Odyssey Television Network, Inc.
- Company type: Private
- Industry: Broadcasting
- Founded: 1996
- Headquarters: Toronto, Ontario, Canada
- Key people: John Maniatakos, Chairman & CEO Peter Maniatakos, Founder
- Products: Ethnic Broadcasting
- Owner: John Maniatakos
- Website: www.odysseytv.ca

= Odyssey Television Network =

Canadian licensed Greek language television broadcaster

Odyssey Television Network, Inc. is a Canadian licensed Greek language television broadcaster who owns and operates three national ethnic channels, available via cable and satellite. Headquartered in Toronto, Ontario, the company has been in operation since 1996 and is headed by John Maniatakos, son of longtime Greek-Canadian broadcasting stalwart, Peter Maniatakos.

==Channels==

Alternate OTN logo

Odyssey Television Network currently operates the following three Greek-language television channels:
- Odyssey (OTN1)
- ERT World Canada (OTN2)
- MEGA Cosmos Canada (OTN3)

In addition to the 3 channels that it has launched itself, Odyssey TV also distributes a number of foreign services in Canada. OTN is the official Canadian distributor for the following channels:
- Alpha Sat
- Greek Cinema
- SportPlus
- Star International

==Local programming==
As part of its mandate to serve Canadians of Greek descent and offer programming of relevance to them, Odyssey Television Network airs an array of local programming on all of its channels including original productions as well as acquired programming from independent producers.

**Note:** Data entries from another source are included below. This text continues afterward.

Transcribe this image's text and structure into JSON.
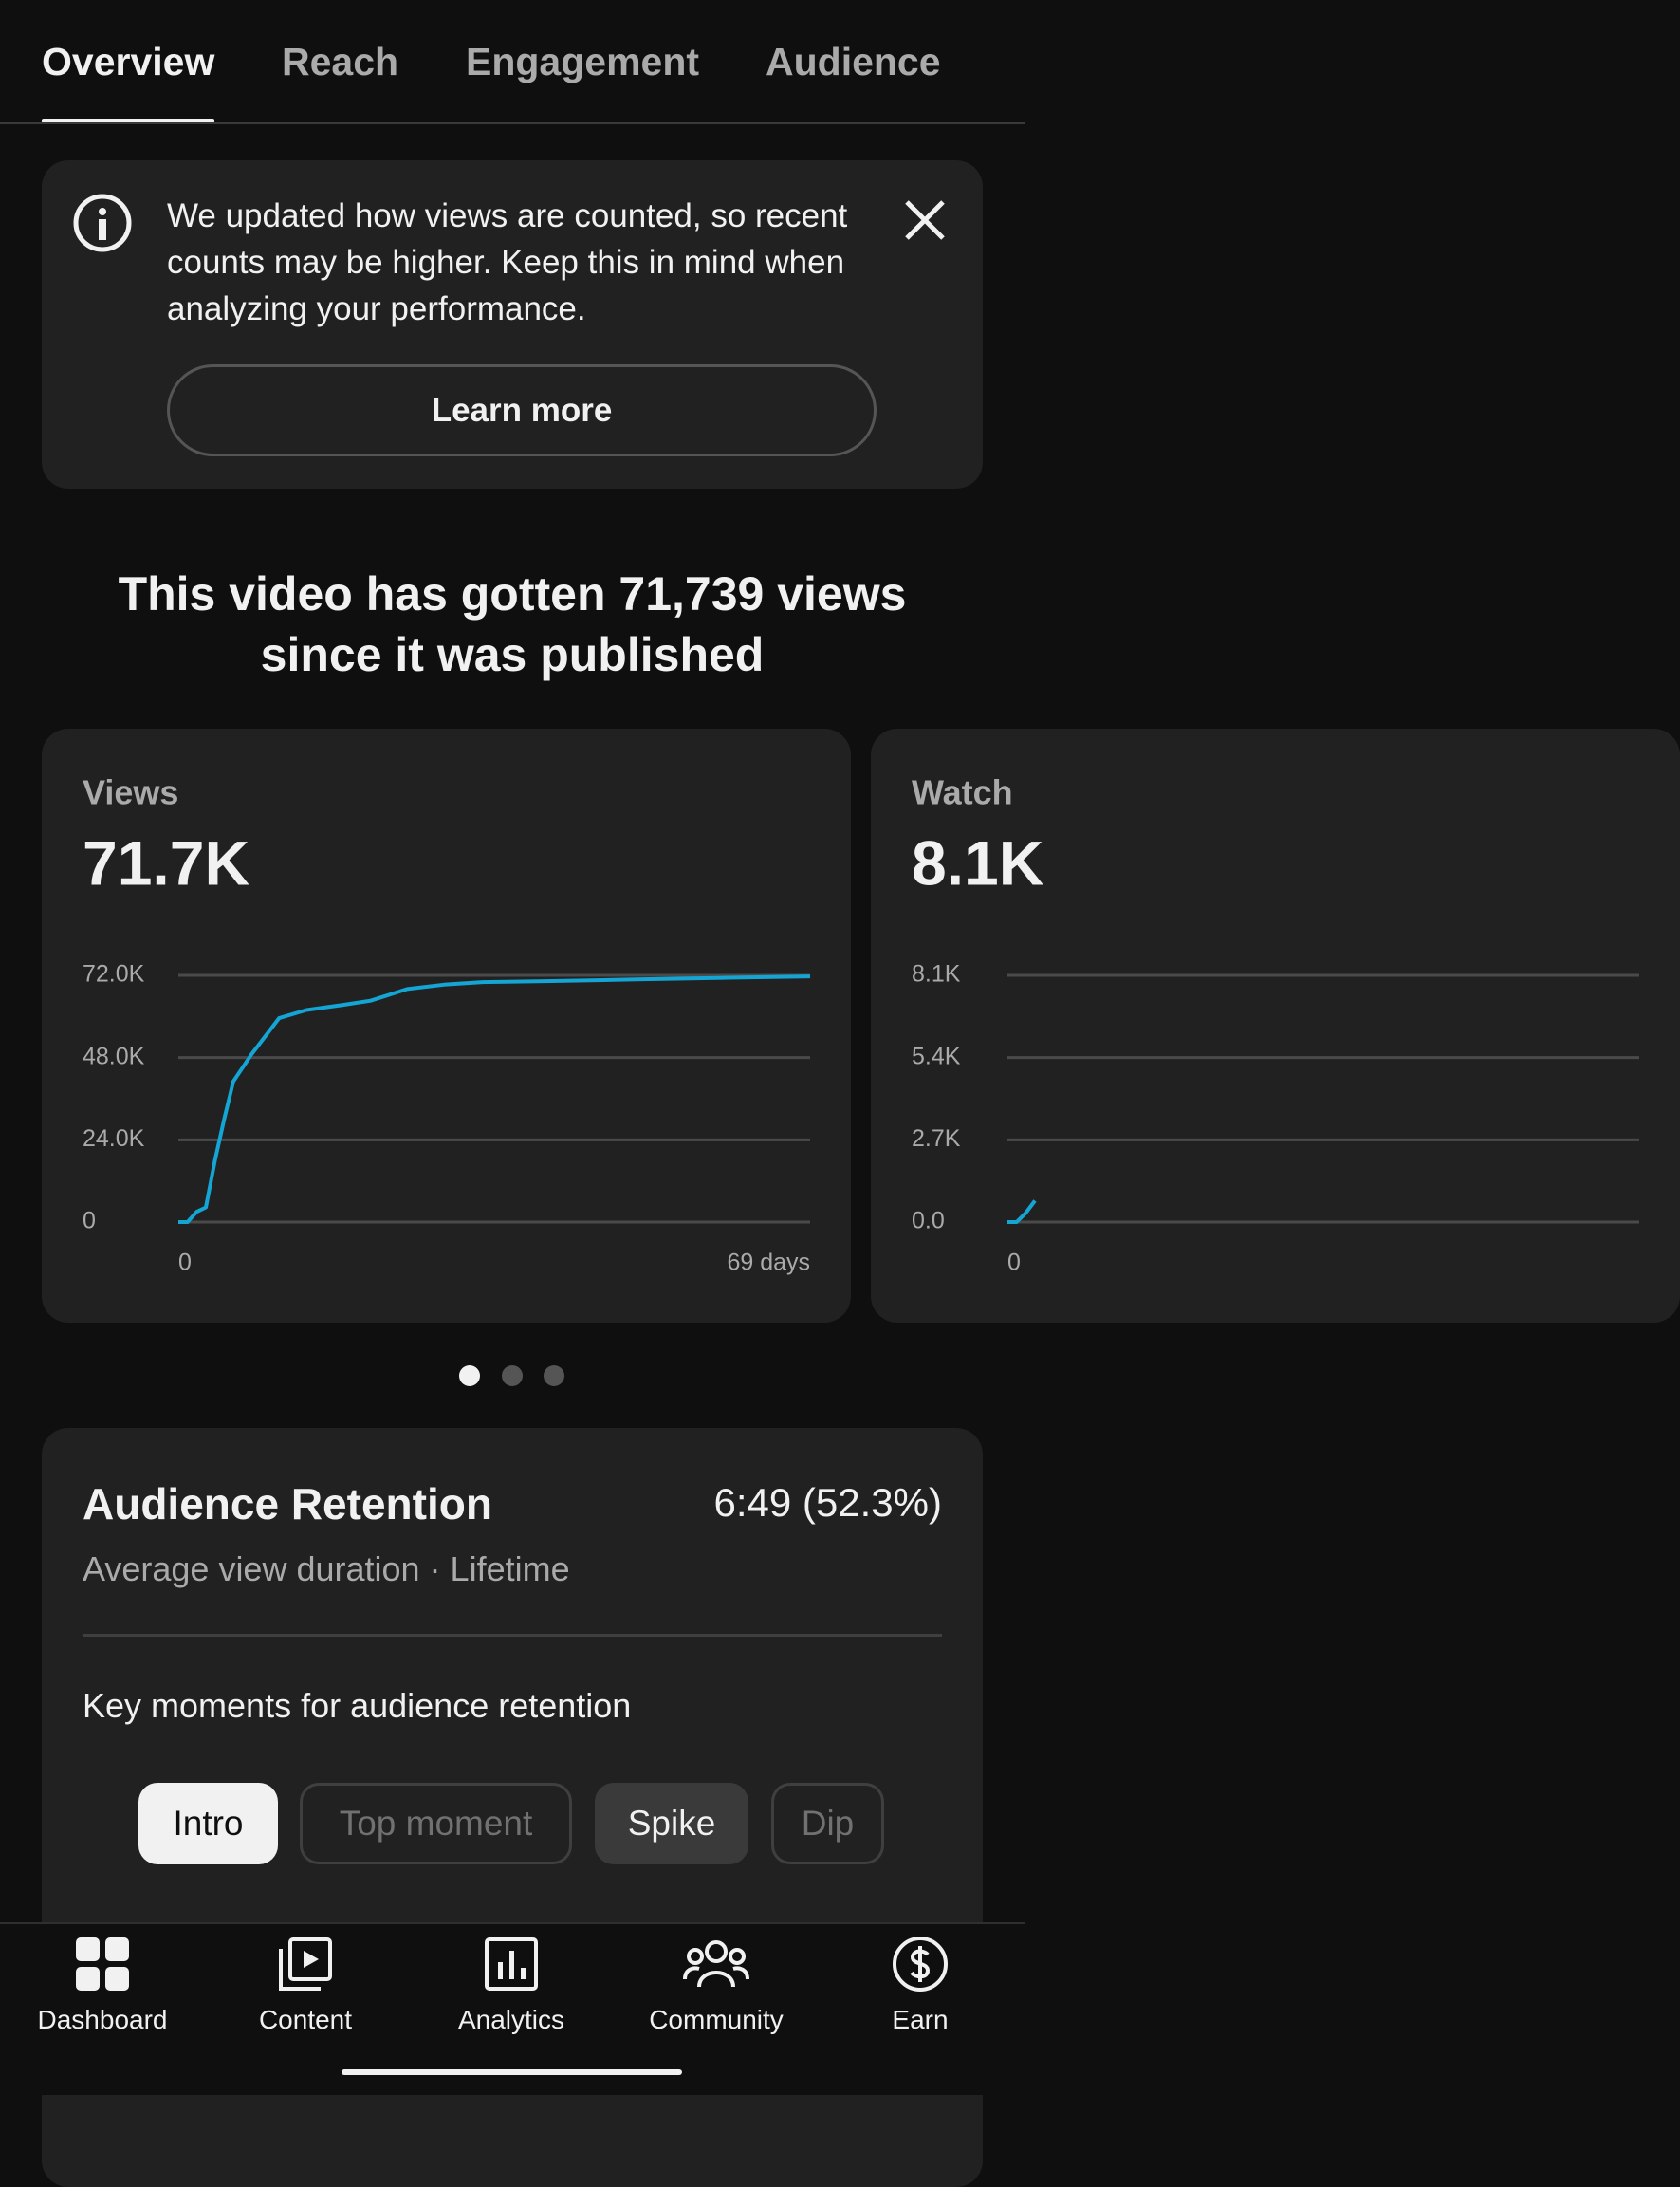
{
  "tabs": [
    "Overview",
    "Reach",
    "Engagement",
    "Audience"
  ],
  "banner": {
    "message": "We updated how views are counted, so recent counts may be higher. Keep this in mind when analyzing your performance.",
    "button": "Learn more"
  },
  "headline": "This video has gotten 71,739 views since it was published",
  "chart_data": [
    {
      "type": "line",
      "title": "Views",
      "subtitle": "71.7K",
      "color": "#14a5d4",
      "grid": true,
      "x": [
        0,
        1,
        2,
        3,
        4,
        5,
        6,
        8,
        11,
        14,
        18,
        21,
        25,
        29,
        33,
        40,
        50,
        60,
        69
      ],
      "values": [
        0,
        0,
        3000,
        4300,
        18000,
        30000,
        41000,
        49000,
        59500,
        61900,
        63400,
        64600,
        68000,
        69300,
        70000,
        70300,
        70800,
        71300,
        71700
      ],
      "xlim": [
        0,
        69
      ],
      "xticks": [
        0,
        {
          "value": 69,
          "label": "69 days"
        }
      ],
      "ylim": [
        0,
        72000
      ],
      "yticks": [
        0,
        {
          "value": 24000,
          "label": "24.0K"
        },
        {
          "value": 48000,
          "label": "48.0K"
        },
        {
          "value": 72000,
          "label": "72.0K"
        }
      ]
    },
    {
      "type": "line",
      "title": "Watch",
      "subtitle": "8.1K",
      "color": "#14a5d4",
      "grid": true,
      "x": [
        0,
        1,
        2,
        3
      ],
      "values": [
        0,
        0,
        300,
        700
      ],
      "xlim": [
        0,
        69
      ],
      "xticks": [
        0
      ],
      "ylim": [
        0,
        8100
      ],
      "yticks": [
        {
          "value": 0,
          "label": "0.0"
        },
        {
          "value": 2700,
          "label": "2.7K"
        },
        {
          "value": 5400,
          "label": "5.4K"
        },
        {
          "value": 8100,
          "label": "8.1K"
        }
      ]
    }
  ],
  "retention": {
    "title": "Audience Retention",
    "value": "6:49 (52.3%)",
    "subtitle": "Average view duration · Lifetime",
    "key_moments_title": "Key moments for audience retention",
    "chips": [
      "Intro",
      "Top moment",
      "Spike",
      "Dip"
    ]
  },
  "nav": [
    "Dashboard",
    "Content",
    "Analytics",
    "Community",
    "Earn"
  ]
}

===Original productions===
- Afternoon Magazine (Απογευματινό Μαγαζίνο) - Re-broadcasting of CHTO AM 1690 afternoon program; airs Monday-Friday on Odyssey
- Canadian News (Καναδική Eπικαιρότητα) - Daily news bulletin in Greek, overview of the main national news headlines; airs Monday-Friday on Odyssey & MEGA Cosmos Canada

===Independent productions===
- Edo Montreal (Εδώ Montreal) - Weekly program focusing on Montreal Greek community; airs Sundays on Odyssey
- Mazi Ston Kanada
- Laval & Montreal - Weekly news magazine that features news and interviews with members of the Greek community in Montreal; airs Saturdays on Odyssey
- Orthodox Voice (Ορθόδοξη Φωνή) - Faith-based program about Greek Orthodox religion, produced by the Greek Orthodox Metropolis of Canada; airs Sundays on Odyssey
- Pame Mia Volta
- Zontas Pragmatika - Religious program about Christianity produced by Alpha-Omega Christian Ministries; airs Saturdays on Odyssey

===Former productions===
- Elliniko Panorama - Weekly news magazine that features news and interviews with members of the Greek community in Toronto; airs Sundays on Odyssey
- Personalities (Προσωπικότητες) - Weekly talk show featuring in-depth discussion with Greek Canadians from all walks of life who have excelled in their chosen field.

The current number of Canadians who are of Greek origin is 271,405, with the majority situated in either Toronto or Montreal.

==Personalities==
Current on-air personalities at Odyssey Television:

- Natassa Haralambopoulou, host of Canadian News
- Peter Milonas, co-host of Afternoon Magazine
- George Galatsis, co-host of Afternoon Magazine
- Katerina Papadopoulos, fill-in host on Canadian News
- John Cocconas, host of Edo Montreal
- Konstantinos Zampakikas, fill-in host on Fisaei Vardaris

==Odyssey TV Plus==
In April 2025, OTN launched Odyssey TV Plus, a subscription-based streaming service that allows viewers to access the 7 channels that Odyssey TV operates / distributes. The app is currently available through Amazon Fire TV, Android Mobile, Android TV, Apple TV, iOS Mobile, Roku and Web Live TV (via odysseytvplus.ca).